In the case a particle stimulates fluorescent emission at a location upstream of the location indicated by the detection circuitry, the false indication is referred to as a "pre-pulse". In the case a particle stimulates fluorescent emission at a location downstream of the location indicated by the detection circuitry, the false indication is referred to as a "post-pulse". Herein, the term "shadow pulse" is used to encompass both pre-pulses and post-pulses.
In general, a shadow pulse associated with a trigger signal is outside of the trigger window. For example, in a dual-laser system that triggers on the upstream illumination location, the output of a detector for the downstream illumination location is not processed until the triggering particle has had time to reach the downstream location. The pre-pulse generated concurrently with the trigger is ignored.

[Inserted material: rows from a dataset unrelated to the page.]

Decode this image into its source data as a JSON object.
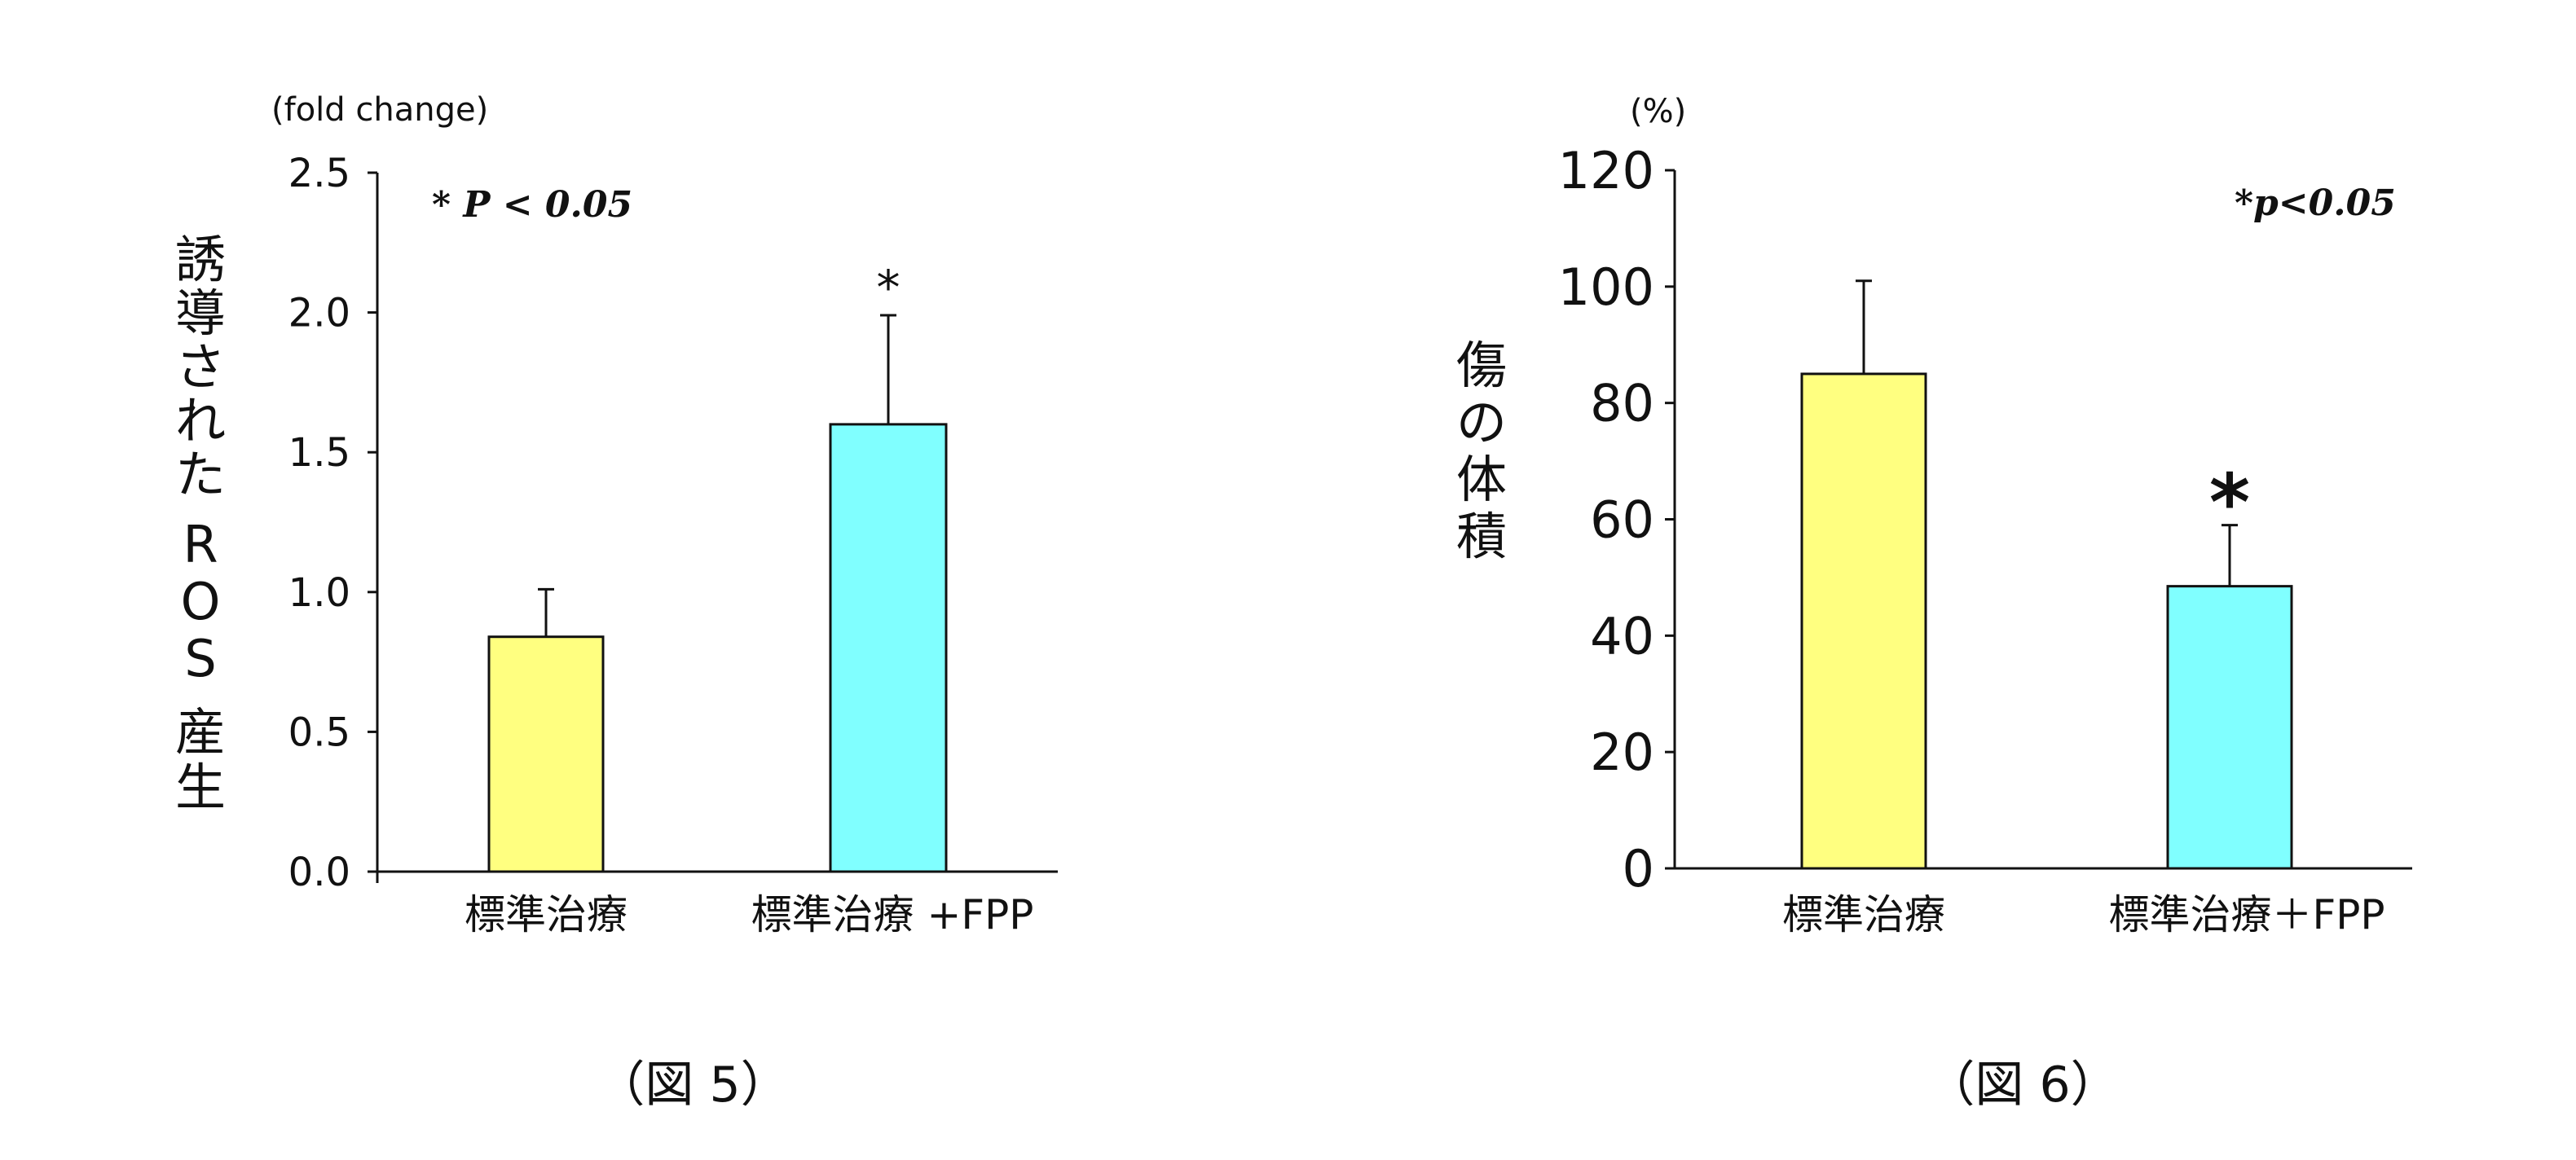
{
  "charts": [
    {
      "unit_label": "(fold change)",
      "ylabel_chars": [
        "誘",
        "導",
        "さ",
        "れ",
        "た",
        "R",
        "O",
        "S",
        "産",
        "生"
      ],
      "significance_note": "* P < 0.05",
      "caption": "（図 5）"
    },
    {
      "unit_label": "(%)",
      "ylabel_chars": [
        "傷",
        "の",
        "体",
        "積"
      ],
      "significance_note": "*p<0.05",
      "caption": "（図 6）"
    }
  ],
  "chart_data": [
    {
      "type": "bar",
      "title": "",
      "ylabel": "誘導されたROS産生",
      "ylim": [
        0,
        2.5
      ],
      "yticks": [
        "0.0",
        "0.5",
        "1.0",
        "1.5",
        "2.0",
        "2.5"
      ],
      "categories": [
        "標準治療",
        "標準治療 +FPP"
      ],
      "values": [
        0.84,
        1.6
      ],
      "errors": [
        0.17,
        0.39
      ],
      "significance": [
        "",
        "*"
      ],
      "colors": [
        "#ffff80",
        "#80ffff"
      ],
      "grid": false
    },
    {
      "type": "bar",
      "title": "",
      "ylabel": "傷の体積",
      "ylim": [
        0,
        120
      ],
      "yticks": [
        "0",
        "20",
        "40",
        "60",
        "80",
        "100",
        "120"
      ],
      "categories": [
        "標準治療",
        "標準治療＋FPP"
      ],
      "values": [
        85,
        48.5
      ],
      "errors": [
        16,
        10.5
      ],
      "significance": [
        "",
        "*"
      ],
      "colors": [
        "#ffff80",
        "#80ffff"
      ],
      "grid": false
    }
  ]
}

However, a trigger particle might fail to trigger if it passes the upstream trigger location during a dead time. If it causes a strong modulation of light when it reaches the downstream illumination location, the resulting post-pulse could result in a trigger. Since the downstream photodetector output would be ignored, there would be no indication that the trigger was false. Hence, a penalty in processing activity and dead time would ensue with no offsetting acquisition of useful data. In fact, there would be a false indication of a non-fluorescent particle; such "selective elimination" would distort the determination of the sample composition.
Evaluating the lymphocyte content of a blood sample is an example of an application in which a shadow pulse could induce a false trigger. The blood sample can be lysed and unwashed, so that sample is filled with uninteresting particles, i.e., debris. The debris particles can be so numerous relative to the white cells of interest that particle presence is not a sufficiently selective criterion for triggering. In fact, the debris can be sufficiently dense that scattering detections are practically continuous, rendering the scatter detectors essentially useless for such a sample.
Accordingly, it is appropriate to tag white cells with a fluorochrome that can be used as a trigger. From a sample preparation standpoint, it can be most convenient to tag white blood cells with blue-excited red fluorochrome, e.g., PerCP, which thus becomes the triggering fluorochrome. Other fluorochrome tags are attached to specific respective lymphocytes.
Fluorochrome detections tend to be much weaker than scatter detections; as a result, trigger thresholds for fluorochrome triggering must be set near the noise floor for the respective fluorochrome detector. A (e.g., blue-excited-red indication) shadow pulse at the trigger location, resulting from a (e.g., red-excited red) fluorochrome at the non-trigger location, can be sufficient to cross the trigger threshold at the location.
The options appear to be to accept the false triggering, to avoid samples where such false triggering is likely to arise, or to develop a scheme to minimize such false triggering where it is otherwise likely to arise. Clearly, the last option is the most attractive.